Par A. Malek
Si Ibn Khaldoun est avant tout célébré pour ses contributions à l’histoire et à la sociologie, son œuvre intellectuelle ne s’y limite pas. L’auteur de la Moukadima et du Kitâb el-Ibar s’est aventuré dans des domaines aussi divers que la philosophie, les mathématiques, le droit musulman et la littérature. Mais c’est un aspect encore plus méconnu de sa pensée qui mérite aujourd’hui d’être mis en lumière : son intérêt pour le soufisme.
Parmi ses écrits moins connus figure un traité singulier, Shif’a as-sa’il li-tahdhib al-masâ’il (La voie et la loi). Rédigé à Grenade entre 1372 et 1374, ce texte est né d’une controverse qui agitait alors la communauté soufie locale : un aspirant à la spiritualité devait-il impérativement être guidé par un maître, ou pouvait-il se contenter de ses propres lectures ? Le débat, loin d’être purement théorique, provoqua de vives tensions parmi les soufis de Grenade, au point que les oulémas furent sollicités pour trancher la question.

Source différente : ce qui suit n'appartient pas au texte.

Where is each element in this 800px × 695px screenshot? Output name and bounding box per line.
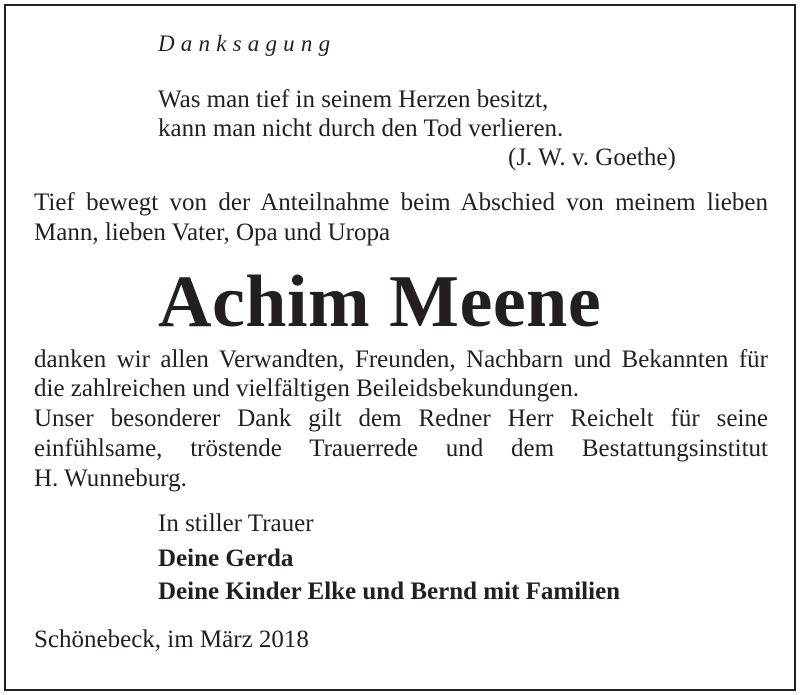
signature-line-2: Deine Gerda <box>158 545 294 572</box>
place-date: Schönebeck, im März 2018 <box>34 626 309 653</box>
deceased-name: Achim Meene <box>158 261 602 343</box>
body-line-3: Unser besonderer Dank gilt dem Redner Herr Reichelt für seine <box>34 405 768 432</box>
signature-line-3: Deine Kinder Elke und Bernd mit Familien <box>158 578 621 605</box>
intro-line-2: Mann, lieben Vater, Opa und Uropa <box>34 219 391 246</box>
signature-line-1: In stiller Trauer <box>158 510 314 537</box>
body-line-2: die zahlreichen und vielfältigen Beileidsbekundungen. <box>34 375 579 402</box>
quote-author: (J. W. v. Goethe) <box>508 144 676 171</box>
quote-line-2: kann man nicht durch den Tod verlieren. <box>158 115 564 142</box>
body-line-4: einfühlsame, tröstende Trauerrede und dem Bestattungsinstitut <box>34 435 768 462</box>
notice-heading: Danksagung <box>158 31 337 56</box>
intro-line-1: Tief bewegt von der Anteilnahme beim Abschied von meinem lieben <box>34 189 768 216</box>
quote-line-1: Was man tief in seinem Herzen besitzt, <box>158 86 549 113</box>
body-line-1: danken wir allen Verwandten, Freunden, Nachbarn und Bekannten für <box>34 346 768 373</box>
body-line-5: H. Wunneburg. <box>34 465 187 492</box>
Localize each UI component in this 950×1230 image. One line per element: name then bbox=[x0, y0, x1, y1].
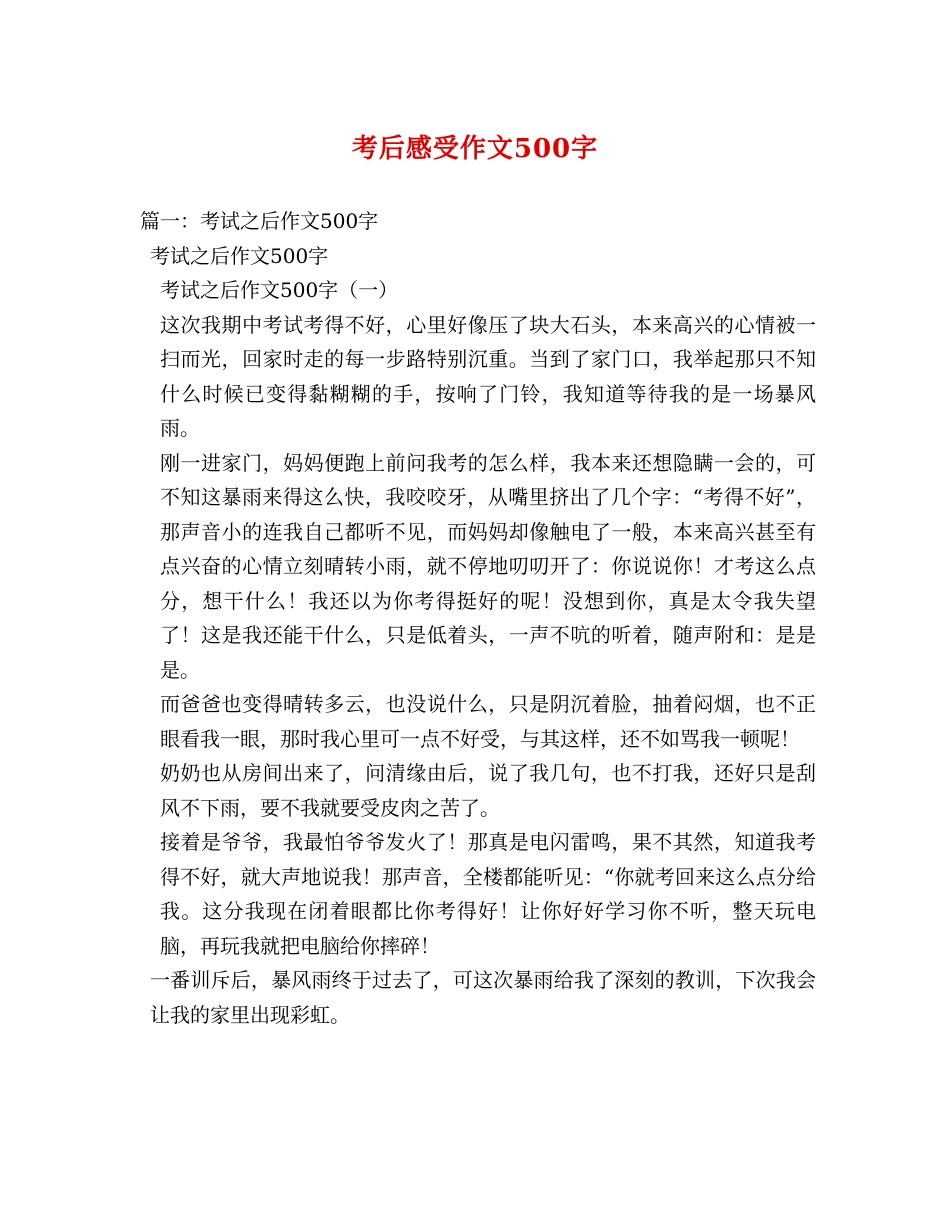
paragraph-6: 一番训斥后，暴风雨终于过去了，可这次暴雨给我了深刻的教训，下次我会让我的家里出现彩虹。 bbox=[150, 968, 816, 1027]
heading-2: 考试之后作文500字 bbox=[150, 243, 329, 268]
paragraph-4: 奶奶也从房间出来了，问清缘由后，说了我几句，也不打我，还好只是刮风不下雨，要不我就要受皮肉之苦了。 bbox=[160, 761, 816, 820]
document-body bbox=[140, 204, 816, 1032]
heading-3: 考试之后作文500字（一） bbox=[160, 278, 399, 302]
paragraph-3: 而爸爸也变得晴转多云，也没说什么，只是阴沉着脸，抽着闷烟，也不正眼看我一眼，那时我心里可一点不好受，与其这样，还不如骂我一顿呢！ bbox=[160, 692, 816, 751]
document-title: 考后感受作文500字 bbox=[351, 134, 599, 164]
heading-1: 篇一：考试之后作文500字 bbox=[140, 209, 379, 233]
paragraph-1: 这次我期中考试考得不好，心里好像压了块大石头，本来高兴的心情被一扫而光，回家时走的每一步路特别沉重。当到了家门口，我举起那只不知什么时候已变得黏糊糊的手，按响了门铃，我知道等待我的是一场暴风雨。 bbox=[160, 312, 816, 440]
paragraph-2: 刚一进家门，妈妈便跑上前问我考的怎么样，我本来还想隐瞒一会的，可不知这暴雨来得这么快，我咬咬牙，从嘴里挤出了几个字：“考得不好”，那声音小的连我自己都听不见，而妈妈却像触电了一般，本来高兴甚至有点兴奋的心情立刻晴转小雨，就不停地叨叨开了：你说说你！才考这么点分，想干什么！我还以为你考得挺好的呢！没想到你，真是太令我失望了！这是我还能干什么，只是低着头，一声不吭的听着，随声附和：是是是。 bbox=[160, 450, 816, 682]
paragraph-5: 接着是爷爷，我最怕爷爷发火了！那真是电闪雷鸣，果不其然，知道我考得不好，就大声地说我！那声音，全楼都能听见：“你就考回来这么点分给我。这分我现在闭着眼都比你考得好！让你好好学习你不听，整天玩电脑，再玩我就把电脑给你摔碎！ bbox=[160, 830, 816, 958]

Ibn Khaldoun, bien que non directement impliqué, prit part à cette discussion en rédigeant La voie et la loi. Dans ce texte, il revient d’abord sur l’origine du terme « soufi », rejetant certaines interprétations populaires comme le lien avec le port de la laine (souf) ou avec les Ahl al-Suffa, ces compagnons du Prophète vivant dans la mosquée de Médine. Pour lui, le soufisme est avant tout une discipline intérieure visant à parfaire la relation entre l’homme et Dieu.
« Le tassawuf est l’observance vigilante du comportement bienséant vis-à-vis de Dieu, dans les œuvres intérieures et extérieures, par l’exacte fidélité à Ses ordonnances », écrit-il.
Sur le fond du débat, Ibn Khaldoun adopte une position nuancée. S’il reconnaît l’utilité d’un maître spirituel, il affirme qu’il n’est pas indispensable à celui qui suit rigoureusement le Coran et la Sunna. Selon lui, il existe deux courants dans le soufisme : l’un fidèle aux enseignements des compagnons du Prophète et de leurs successeurs, l’autre marqué par des innovations blâmables. Seule la première voie, estime-t-il, est légitime.
À travers ce texte, Ibn Khaldoun dévoile une autre facette de son érudition, loin du simple rôle d’historien ou de précurseur de la sociologie. Sa réflexion sur le soufisme témoigne d’une pensée universelle et critique, ancrée dans la rigueur intellectuelle mais ouverte aux débats de son temps. Une preuve, s’il en fallait encore une, que son héritage dépasse largement le cadre des sciences humaines pour s’inscrire dans une vision plus large du savoir.